L’efficientismo industriale è stata la migliore risposta possibile guardando la realtà. Quale realtà? Quella della viticultura ed enologia trentina degli anni ’90 misurata su scala nazionale ed internazionale. Nessuno se la ricorda più?
«…Cosimo Piovasco di Rondò, primogenito di una famiglia nobile tristemente in ritardo sui tempi…» https://it.wikipedia.org/wiki/Il_barone_rampante . Forse Italo Calvino sarebbe rimasto più distaccato dal suo personaggio.
Mi par di capire, Claudio, che per lei il nostro management stia solo eseguendo ordini. Io credo invece che proponga-imponga strategie per fare bilancio, ossia mano libera per acquisti dov’è più conveniente. Sacrificando il territorio. Per forza che l’industrializzazione da noi funziona. Accetta le politiche di nicchia, ma si guarda bene dal coinvolgere il primo grado, lasciando liberi (ci mancherebbe) i Vignaioli di farsela. Si capisce che non condivide la “sgangherata” proposta degli enologi che sul punto,(dolente) invece è molto chiara: sta in piedi solo con la collaborazione fra primo gradi e vignaioli. Non è forse chi ha oltre il 90% che deve darsi una mossa? Dove sono i manager illuminati al punto da “aiutare” i CdA a orientarsi in questa direzione?
parliamo anche di altri prodotti trntini: paghiamo giornali locali e canoni tv per leggere articoli e ascoltare servizi spesso da seria c del giornalismo.almeno il vino trentino nella media è buono e corretto.
il vino trentino è buono e spesso buonissimo.

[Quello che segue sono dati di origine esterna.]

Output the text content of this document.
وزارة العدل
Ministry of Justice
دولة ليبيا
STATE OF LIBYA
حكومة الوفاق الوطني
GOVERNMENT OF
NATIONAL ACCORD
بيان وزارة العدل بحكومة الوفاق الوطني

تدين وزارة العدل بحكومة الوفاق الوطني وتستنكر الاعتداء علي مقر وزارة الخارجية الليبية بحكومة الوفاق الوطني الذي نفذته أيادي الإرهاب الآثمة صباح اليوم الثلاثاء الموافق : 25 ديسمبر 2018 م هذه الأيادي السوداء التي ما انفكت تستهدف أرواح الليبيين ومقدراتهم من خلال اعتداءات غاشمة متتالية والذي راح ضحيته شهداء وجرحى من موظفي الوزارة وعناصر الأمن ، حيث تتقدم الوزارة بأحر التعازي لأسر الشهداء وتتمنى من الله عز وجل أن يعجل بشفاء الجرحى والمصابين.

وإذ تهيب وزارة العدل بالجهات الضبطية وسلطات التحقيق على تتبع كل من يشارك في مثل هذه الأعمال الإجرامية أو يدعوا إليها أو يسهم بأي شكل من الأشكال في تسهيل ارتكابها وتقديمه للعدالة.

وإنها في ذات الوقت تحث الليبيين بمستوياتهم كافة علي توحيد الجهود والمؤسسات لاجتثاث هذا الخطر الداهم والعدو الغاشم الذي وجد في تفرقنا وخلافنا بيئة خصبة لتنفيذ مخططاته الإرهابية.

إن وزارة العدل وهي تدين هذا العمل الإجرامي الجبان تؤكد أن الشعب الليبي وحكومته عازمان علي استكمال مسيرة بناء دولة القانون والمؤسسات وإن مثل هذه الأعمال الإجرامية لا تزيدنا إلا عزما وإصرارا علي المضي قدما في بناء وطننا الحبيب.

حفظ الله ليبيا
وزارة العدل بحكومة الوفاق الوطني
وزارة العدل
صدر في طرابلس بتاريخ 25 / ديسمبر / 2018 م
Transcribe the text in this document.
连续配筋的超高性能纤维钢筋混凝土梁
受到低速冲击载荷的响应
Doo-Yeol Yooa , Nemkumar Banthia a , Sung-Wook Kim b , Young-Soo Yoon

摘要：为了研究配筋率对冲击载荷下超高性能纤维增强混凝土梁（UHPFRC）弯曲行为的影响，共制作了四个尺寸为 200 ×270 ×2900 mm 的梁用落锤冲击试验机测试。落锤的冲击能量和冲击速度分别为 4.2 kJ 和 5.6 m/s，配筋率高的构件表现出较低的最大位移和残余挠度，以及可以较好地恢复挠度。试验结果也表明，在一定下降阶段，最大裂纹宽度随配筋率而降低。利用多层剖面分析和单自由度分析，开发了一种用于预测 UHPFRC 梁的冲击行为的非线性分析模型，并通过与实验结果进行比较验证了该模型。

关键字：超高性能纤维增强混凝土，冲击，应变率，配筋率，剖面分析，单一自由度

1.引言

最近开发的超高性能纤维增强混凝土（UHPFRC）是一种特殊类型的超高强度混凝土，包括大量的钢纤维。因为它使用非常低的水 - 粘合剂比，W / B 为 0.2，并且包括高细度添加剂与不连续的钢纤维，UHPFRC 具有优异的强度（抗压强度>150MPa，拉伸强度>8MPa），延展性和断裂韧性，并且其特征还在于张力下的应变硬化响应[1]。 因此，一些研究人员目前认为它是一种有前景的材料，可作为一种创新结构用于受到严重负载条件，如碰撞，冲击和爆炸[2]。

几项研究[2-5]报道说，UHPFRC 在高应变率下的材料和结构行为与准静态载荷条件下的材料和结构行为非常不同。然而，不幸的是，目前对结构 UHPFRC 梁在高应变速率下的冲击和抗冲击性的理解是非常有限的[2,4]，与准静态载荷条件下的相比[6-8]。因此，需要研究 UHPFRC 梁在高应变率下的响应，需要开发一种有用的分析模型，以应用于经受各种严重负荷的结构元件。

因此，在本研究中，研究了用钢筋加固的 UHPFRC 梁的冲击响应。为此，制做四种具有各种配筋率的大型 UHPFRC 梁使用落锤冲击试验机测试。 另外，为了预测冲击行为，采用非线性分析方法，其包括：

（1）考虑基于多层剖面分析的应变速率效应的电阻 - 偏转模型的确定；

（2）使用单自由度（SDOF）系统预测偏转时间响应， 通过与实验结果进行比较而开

E di sicuro corretto come dici tu.
Ma qui si voleva solo mettere in evidenza la fascia di prezzo che pare davvero bassa, soprattutto per gli autoctoni (marzemino e teroldego) che forse meriterebbero di essere trattati meglio e di non venire inseriti nel paniere di queste offerte così spinte.
Ti prego, dimmi che non è un Teroldego Rotaliano DOC 2017 già scontato. Nel caso menti =).
no..non credo….sarà un 2016. ma..farò contrllare…l’assortimento….sullo scaffale…
Prova a metterla in altri termini per i prezzi dei vini trentini. Visto che Trento è la terza città dove il costo della vita è più cara, i cantinieri rafforzano il nostro potere d’acquisto.